[talks] CS Colloquia on making PCP practical: Friday 10/26 @ 3:30pm

Mike Freedman mfreed at CS.Princeton.EDU
Fri Oct 19 10:37:13 EDT 2012

[Mike is a systems researcher who, along with students, has been working 
on this problem with Andrew Blumberg.  Andrew is a mathematician who 
spent 2007-2008 at IAS.  So, this talk might be interesting to some 
folks on varying backgrounds.]


Making proof-based verified computation almost practical
Michael Walfish, The University of Texas at Austin

Friday, October 26, 2012, 3:30 PM - 4:30 PM
CS Small Auditorium (Room 105)


How can a machine specify a computation to another one and then, without 
executing the computation, check that the other machine carried it out 
correctly? And how can this be done without assumptions about the 
performer (replication, trusted hardware, etc.) or restrictions on the 
computation? This is the problem of _verified computation_, and it is 
motivated by the cloud and other third-party computing models. It has 
long been known that (1) this problem can be solved in theory using 
probabilistically checkable proofs (PCPs) coupled with cryptographic 
tools, and (2) the performance of these solutions is wildly impractical 
(trillions of CPU-years or more to verify simple computations).

I will describe a project at UT Austin that challenges the second piece 
of this folklore. We have developed an interactive protocol that begins 
with an efficient argument [IKO CCC '07] and incorporates new 
theoretical work to improve performance by 20+ orders of magnitude. In 
addition, we have broadened the computational model from Boolean 
circuits to a general-purpose model. We have fully implemented the 
system, accelerated it with GPUs, and developed a compiler that 
transforms computations expressed in a high-level language to 
executables that implement the protocol entities.

The resulting system, while not quite ready for the big leagues, is 
close enough to practicality to suggest that in the near future, PCPs 
could be a real tool for building actual systems.

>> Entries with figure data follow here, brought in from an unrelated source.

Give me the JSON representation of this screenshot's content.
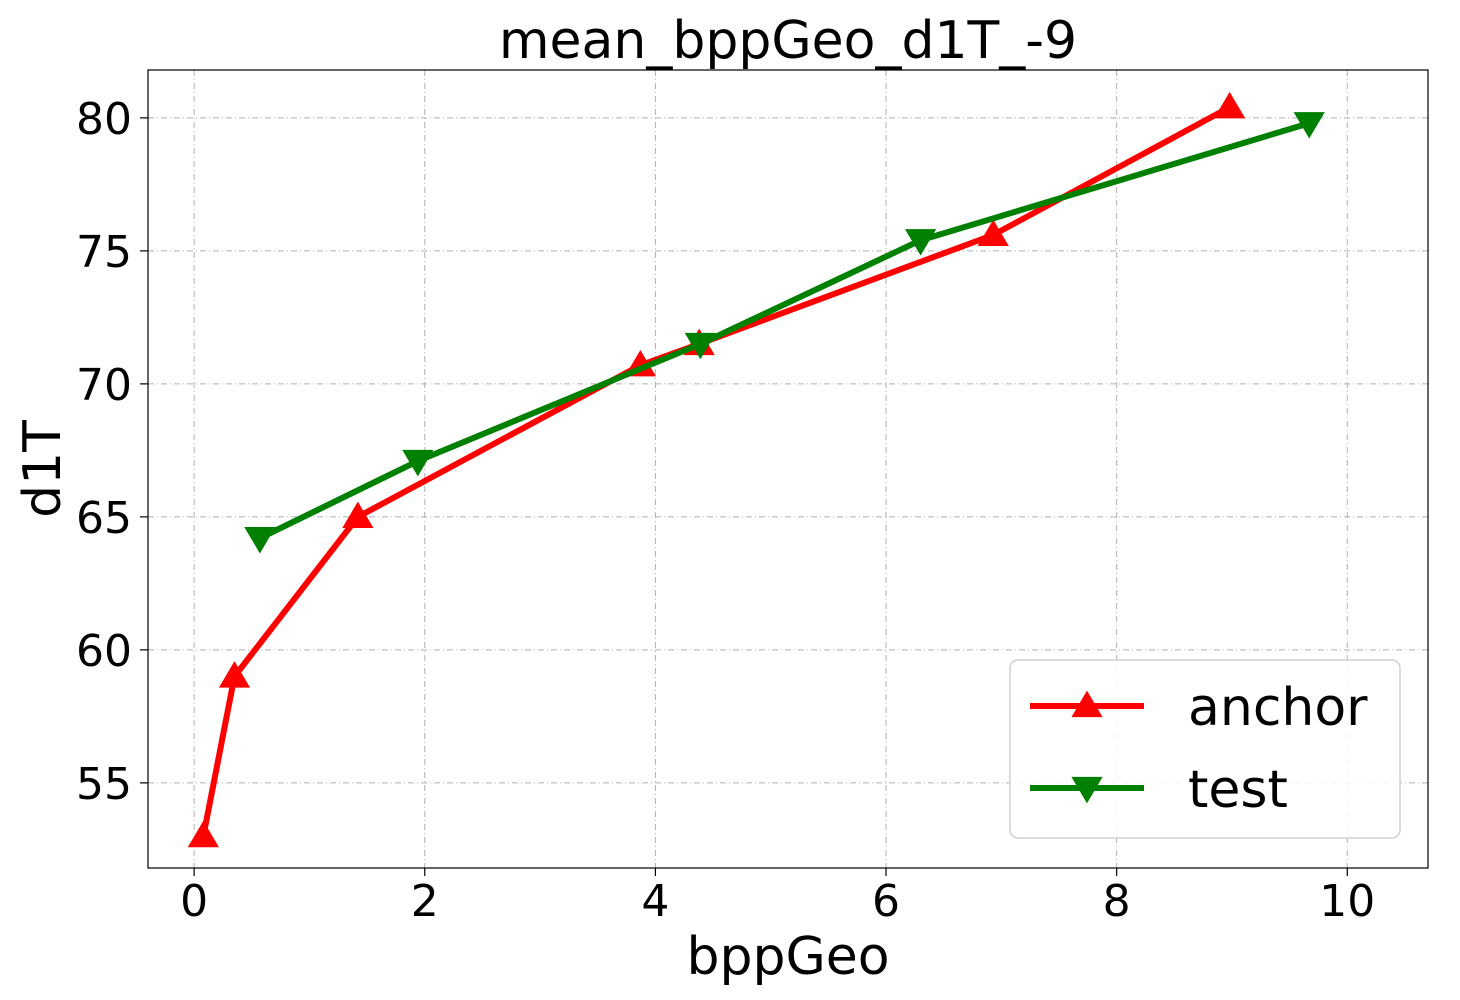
{
  "chart_data": {
    "type": "line",
    "title": "mean_bppGeo_d1T_-9",
    "xlabel": "bppGeo",
    "ylabel": "d1T",
    "xlim": [
      -0.4,
      10.7
    ],
    "ylim": [
      51.8,
      81.8
    ],
    "xticks": [
      0,
      2,
      4,
      6,
      8,
      10
    ],
    "yticks": [
      55,
      60,
      65,
      70,
      75,
      80
    ],
    "grid": true,
    "legend_position": "lower-right",
    "series": [
      {
        "name": "anchor",
        "color": "#ff0000",
        "marker": "triangle-up",
        "x": [
          0.08,
          0.35,
          1.42,
          3.87,
          4.38,
          6.93,
          8.98
        ],
        "y": [
          53.0,
          59.0,
          65.0,
          70.7,
          71.5,
          75.6,
          80.4
        ]
      },
      {
        "name": "test",
        "color": "#008000",
        "marker": "triangle-down",
        "x": [
          0.57,
          1.94,
          4.39,
          6.3,
          9.67
        ],
        "y": [
          64.2,
          67.1,
          71.5,
          75.4,
          79.8
        ]
      }
    ]
  }
}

Talk will be based on these papers and ongoing work:



Michael Walfish is an assistant professor in the Computer Science 
Department at The University of Texas at Austin. His research interests 
are in systems, security, and networking. His honors include an Air 
Force Young Investigator Award, an NSF CAREER Award, a Sloan Research 
Fellowship, a Teaching Excellence Award from the UT College of Natural 
Sciences, the Intel Early Career Faculty Honor Program, and the UT 
Society for Teaching Excellence. He received his B.A. from Harvard and 
his Ph.D. from MIT, both in Computer Science.